The Roscoe is a “trail” bike, and I’m OK with that, but its “trail bike” components aren’t particularly suited for my trail bike needs. So, I made a few alterations:
The tires: The Maxxis Rekon’s had to go. WAAYYY too much rubber for my needs. They were replaced with the faster rolling Bontrager XR3 2.8s set up tubeless.
The dropper post: Outside of riding in Copper Harbor, I have NO need for a dropper post in Michigan. That was replaced with an alloy post from Whisky Parts Co.
The stem: The 60mm (60mm???) needed to go. It was WAY too short for me. That was replaced with a 110mm stem.
The bar: Sweet Jeebus! I think the bar was 4 feet wide. Had to cut that bad boy down. That might be OK for riding in Moab, but singletrack through the trees requires a narrower bar.
The grips: This is just personal preference, but the Bontrager grips were replaced with Ergon GS2s.
Other than adding my own XT SPD pedals, and my Outer Shell bar bag for my little camera that is all the mods for now. I may swap saddles, but again, that is just a personal preference for the comfort of my aging, flaccid ass cheeks.
In the end, I pretty much have an XC-like bike with 27.5 x 2.8 tires. It’s by NO means a race bike, nor do I think it would make an ideal bike for gravel riding, but it should be a perfect bike for a fat man putzing around the woods.
With the bike finally built-up and home, I headed up to the trails at MMCC on Friday for my first mountain bike ride since October of 2018. It had been so long since I was there, there were entire buildings gone and new ones built!

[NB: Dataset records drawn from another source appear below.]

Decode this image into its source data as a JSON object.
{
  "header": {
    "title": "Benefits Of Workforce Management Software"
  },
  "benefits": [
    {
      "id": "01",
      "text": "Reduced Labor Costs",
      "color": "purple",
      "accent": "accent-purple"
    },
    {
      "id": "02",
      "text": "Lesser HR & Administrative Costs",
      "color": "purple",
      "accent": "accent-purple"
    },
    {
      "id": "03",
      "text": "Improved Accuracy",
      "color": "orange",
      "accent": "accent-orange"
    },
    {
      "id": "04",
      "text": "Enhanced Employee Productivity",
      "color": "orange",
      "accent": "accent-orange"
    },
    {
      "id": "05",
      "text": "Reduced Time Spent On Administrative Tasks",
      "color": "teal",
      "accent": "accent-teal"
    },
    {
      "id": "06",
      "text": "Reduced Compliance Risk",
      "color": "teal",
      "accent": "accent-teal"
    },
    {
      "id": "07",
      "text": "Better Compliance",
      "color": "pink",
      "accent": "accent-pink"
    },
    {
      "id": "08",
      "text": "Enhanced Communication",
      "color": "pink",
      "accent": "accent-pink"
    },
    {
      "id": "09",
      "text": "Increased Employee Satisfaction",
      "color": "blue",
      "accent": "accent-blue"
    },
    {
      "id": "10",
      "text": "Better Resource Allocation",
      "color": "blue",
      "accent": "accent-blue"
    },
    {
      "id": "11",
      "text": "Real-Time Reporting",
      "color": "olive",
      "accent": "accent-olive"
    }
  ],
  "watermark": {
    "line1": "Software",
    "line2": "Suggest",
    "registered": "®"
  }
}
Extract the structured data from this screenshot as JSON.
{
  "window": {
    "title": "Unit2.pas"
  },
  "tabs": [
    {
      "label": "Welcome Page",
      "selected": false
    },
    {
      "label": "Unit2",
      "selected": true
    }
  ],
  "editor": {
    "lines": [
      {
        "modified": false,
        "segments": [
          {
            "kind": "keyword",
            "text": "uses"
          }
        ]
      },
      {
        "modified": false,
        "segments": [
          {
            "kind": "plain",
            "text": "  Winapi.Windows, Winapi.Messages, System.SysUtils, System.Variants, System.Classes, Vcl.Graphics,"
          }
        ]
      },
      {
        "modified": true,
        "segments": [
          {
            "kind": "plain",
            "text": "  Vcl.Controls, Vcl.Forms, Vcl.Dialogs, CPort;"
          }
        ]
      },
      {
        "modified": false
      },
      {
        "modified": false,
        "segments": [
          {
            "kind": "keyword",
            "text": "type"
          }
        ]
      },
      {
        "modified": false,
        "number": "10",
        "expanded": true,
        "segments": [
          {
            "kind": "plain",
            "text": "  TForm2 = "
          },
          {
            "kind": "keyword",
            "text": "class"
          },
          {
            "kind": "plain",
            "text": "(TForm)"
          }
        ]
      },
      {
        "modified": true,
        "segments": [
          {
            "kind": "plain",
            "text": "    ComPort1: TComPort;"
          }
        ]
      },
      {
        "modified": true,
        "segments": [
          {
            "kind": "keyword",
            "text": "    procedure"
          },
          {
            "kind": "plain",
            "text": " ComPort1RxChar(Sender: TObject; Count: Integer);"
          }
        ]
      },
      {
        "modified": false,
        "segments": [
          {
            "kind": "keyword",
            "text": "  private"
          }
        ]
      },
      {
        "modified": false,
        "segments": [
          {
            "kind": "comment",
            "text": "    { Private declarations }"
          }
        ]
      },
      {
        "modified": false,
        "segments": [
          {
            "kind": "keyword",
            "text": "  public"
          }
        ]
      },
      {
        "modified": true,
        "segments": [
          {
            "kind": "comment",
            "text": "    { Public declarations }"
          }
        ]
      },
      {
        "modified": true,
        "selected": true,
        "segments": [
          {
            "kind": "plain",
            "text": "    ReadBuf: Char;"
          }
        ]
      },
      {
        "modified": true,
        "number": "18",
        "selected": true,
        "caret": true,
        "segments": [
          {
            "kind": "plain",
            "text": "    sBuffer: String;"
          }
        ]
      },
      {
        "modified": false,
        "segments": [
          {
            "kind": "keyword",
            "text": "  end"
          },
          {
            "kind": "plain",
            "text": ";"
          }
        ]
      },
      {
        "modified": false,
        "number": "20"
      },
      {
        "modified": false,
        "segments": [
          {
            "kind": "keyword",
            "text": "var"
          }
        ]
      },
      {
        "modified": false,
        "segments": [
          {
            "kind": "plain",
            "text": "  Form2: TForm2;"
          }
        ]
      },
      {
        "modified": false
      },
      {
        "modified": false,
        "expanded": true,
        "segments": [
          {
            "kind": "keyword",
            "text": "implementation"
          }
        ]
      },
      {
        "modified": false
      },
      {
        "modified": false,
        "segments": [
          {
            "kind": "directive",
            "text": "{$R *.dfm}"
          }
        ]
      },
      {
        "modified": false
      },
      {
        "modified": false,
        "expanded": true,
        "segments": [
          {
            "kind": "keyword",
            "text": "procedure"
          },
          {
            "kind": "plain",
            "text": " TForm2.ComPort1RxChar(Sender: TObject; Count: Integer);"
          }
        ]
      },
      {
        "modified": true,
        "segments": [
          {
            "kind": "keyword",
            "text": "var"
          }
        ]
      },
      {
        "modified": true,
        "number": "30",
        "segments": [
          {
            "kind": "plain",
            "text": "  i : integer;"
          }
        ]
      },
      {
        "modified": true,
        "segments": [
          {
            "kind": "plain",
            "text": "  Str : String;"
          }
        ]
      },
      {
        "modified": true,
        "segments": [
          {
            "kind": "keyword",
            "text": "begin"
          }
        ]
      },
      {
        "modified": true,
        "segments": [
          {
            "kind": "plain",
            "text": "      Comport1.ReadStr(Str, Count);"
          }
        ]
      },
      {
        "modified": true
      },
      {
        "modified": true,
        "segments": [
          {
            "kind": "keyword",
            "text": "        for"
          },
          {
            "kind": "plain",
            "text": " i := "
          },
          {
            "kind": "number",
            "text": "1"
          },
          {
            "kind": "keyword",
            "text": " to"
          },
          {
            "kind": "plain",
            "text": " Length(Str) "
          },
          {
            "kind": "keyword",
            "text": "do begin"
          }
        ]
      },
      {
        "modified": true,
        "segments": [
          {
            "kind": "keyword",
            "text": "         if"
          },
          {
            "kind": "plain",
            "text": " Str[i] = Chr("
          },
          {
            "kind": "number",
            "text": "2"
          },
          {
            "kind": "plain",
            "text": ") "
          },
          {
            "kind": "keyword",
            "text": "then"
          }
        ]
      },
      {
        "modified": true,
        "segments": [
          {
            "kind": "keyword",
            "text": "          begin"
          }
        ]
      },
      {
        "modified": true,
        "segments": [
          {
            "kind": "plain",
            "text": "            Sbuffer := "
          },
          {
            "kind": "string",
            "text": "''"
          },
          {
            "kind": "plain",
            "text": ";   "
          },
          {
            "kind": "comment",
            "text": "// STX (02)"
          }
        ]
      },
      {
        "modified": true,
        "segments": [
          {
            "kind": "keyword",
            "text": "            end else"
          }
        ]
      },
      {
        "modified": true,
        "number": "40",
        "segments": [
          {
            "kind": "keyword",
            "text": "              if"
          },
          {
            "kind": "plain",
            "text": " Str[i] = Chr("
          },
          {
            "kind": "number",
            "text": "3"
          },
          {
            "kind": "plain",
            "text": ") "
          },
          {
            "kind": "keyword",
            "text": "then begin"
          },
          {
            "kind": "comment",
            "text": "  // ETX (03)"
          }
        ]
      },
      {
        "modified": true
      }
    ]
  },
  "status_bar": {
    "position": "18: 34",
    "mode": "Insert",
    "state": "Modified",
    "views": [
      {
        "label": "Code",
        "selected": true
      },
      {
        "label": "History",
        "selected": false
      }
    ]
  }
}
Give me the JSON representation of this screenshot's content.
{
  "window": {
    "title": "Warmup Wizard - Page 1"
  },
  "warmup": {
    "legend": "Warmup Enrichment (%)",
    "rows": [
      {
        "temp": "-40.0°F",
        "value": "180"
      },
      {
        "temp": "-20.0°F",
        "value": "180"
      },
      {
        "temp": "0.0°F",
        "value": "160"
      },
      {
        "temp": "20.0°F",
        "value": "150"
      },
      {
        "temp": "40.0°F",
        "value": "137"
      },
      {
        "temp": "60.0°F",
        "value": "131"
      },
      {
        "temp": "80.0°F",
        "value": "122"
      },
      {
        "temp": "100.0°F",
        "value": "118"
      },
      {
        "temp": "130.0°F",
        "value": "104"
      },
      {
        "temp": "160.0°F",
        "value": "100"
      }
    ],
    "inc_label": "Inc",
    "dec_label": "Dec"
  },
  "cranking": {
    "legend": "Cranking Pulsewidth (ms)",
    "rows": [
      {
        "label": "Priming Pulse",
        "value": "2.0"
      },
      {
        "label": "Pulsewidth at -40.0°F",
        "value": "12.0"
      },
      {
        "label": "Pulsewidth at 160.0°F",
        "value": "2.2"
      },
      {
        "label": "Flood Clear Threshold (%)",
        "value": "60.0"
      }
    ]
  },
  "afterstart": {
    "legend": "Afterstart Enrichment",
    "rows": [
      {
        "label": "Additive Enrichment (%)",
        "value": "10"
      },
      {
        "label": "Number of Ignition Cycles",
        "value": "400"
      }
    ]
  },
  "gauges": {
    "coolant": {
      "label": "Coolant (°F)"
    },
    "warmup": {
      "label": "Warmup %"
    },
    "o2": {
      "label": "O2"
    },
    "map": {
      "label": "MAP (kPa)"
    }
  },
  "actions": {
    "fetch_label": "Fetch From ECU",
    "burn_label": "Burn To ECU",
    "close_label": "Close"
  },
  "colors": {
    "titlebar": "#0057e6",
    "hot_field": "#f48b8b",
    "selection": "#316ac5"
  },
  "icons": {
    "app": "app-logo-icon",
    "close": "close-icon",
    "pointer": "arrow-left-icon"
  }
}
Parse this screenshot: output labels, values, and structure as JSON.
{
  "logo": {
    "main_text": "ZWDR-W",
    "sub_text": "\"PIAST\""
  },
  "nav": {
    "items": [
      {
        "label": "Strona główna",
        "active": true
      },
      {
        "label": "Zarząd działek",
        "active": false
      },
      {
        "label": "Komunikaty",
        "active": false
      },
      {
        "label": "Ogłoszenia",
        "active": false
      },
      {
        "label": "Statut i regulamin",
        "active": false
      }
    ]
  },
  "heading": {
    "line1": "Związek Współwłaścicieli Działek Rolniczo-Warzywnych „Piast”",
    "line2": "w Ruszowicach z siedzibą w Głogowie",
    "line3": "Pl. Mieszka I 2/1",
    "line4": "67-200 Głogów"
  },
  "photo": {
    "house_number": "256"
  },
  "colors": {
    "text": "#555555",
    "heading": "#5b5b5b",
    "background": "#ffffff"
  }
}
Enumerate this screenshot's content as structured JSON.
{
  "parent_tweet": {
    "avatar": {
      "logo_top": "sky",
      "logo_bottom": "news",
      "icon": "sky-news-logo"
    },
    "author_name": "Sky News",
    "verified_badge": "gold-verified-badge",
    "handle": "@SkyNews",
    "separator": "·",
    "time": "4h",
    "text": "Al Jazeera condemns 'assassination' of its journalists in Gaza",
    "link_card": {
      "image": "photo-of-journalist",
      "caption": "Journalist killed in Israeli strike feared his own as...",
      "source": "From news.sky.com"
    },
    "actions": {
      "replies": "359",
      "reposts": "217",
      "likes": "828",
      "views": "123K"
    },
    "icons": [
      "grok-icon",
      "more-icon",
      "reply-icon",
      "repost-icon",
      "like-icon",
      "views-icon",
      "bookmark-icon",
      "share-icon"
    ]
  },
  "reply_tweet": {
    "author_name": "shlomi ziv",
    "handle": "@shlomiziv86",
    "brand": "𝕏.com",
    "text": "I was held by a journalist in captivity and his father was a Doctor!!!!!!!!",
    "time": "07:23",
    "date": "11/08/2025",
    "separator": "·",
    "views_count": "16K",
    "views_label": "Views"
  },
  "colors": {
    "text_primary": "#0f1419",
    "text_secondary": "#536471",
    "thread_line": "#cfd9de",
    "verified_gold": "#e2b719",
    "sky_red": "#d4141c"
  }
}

The ride was to see if I remembered how to ride on trails (I did) and make whatever adjustments might be needed (lower the PSI in the tires and raise the saddle was it).
As great as it felt to be back in the wood on my bike after 20 months, riding singletrack after two days of heavy thunderstorms was not a great idea. The trails themselves were in great shape, but there were a ton of large trees down and so much windfall that I consider myself lucky to have completed the ride with my rear derailleur and all my spokes intact.
Ten miles of start/stop riding is not ideal for judging a bike, but I can say that I was stoked with how the bike felt under me and even more stoked to be back on dirt. I found it way more comfortable than my old PrOcal and super stable. The extra width not only helped with my lackluster bike handling, it also added a bit more comfort.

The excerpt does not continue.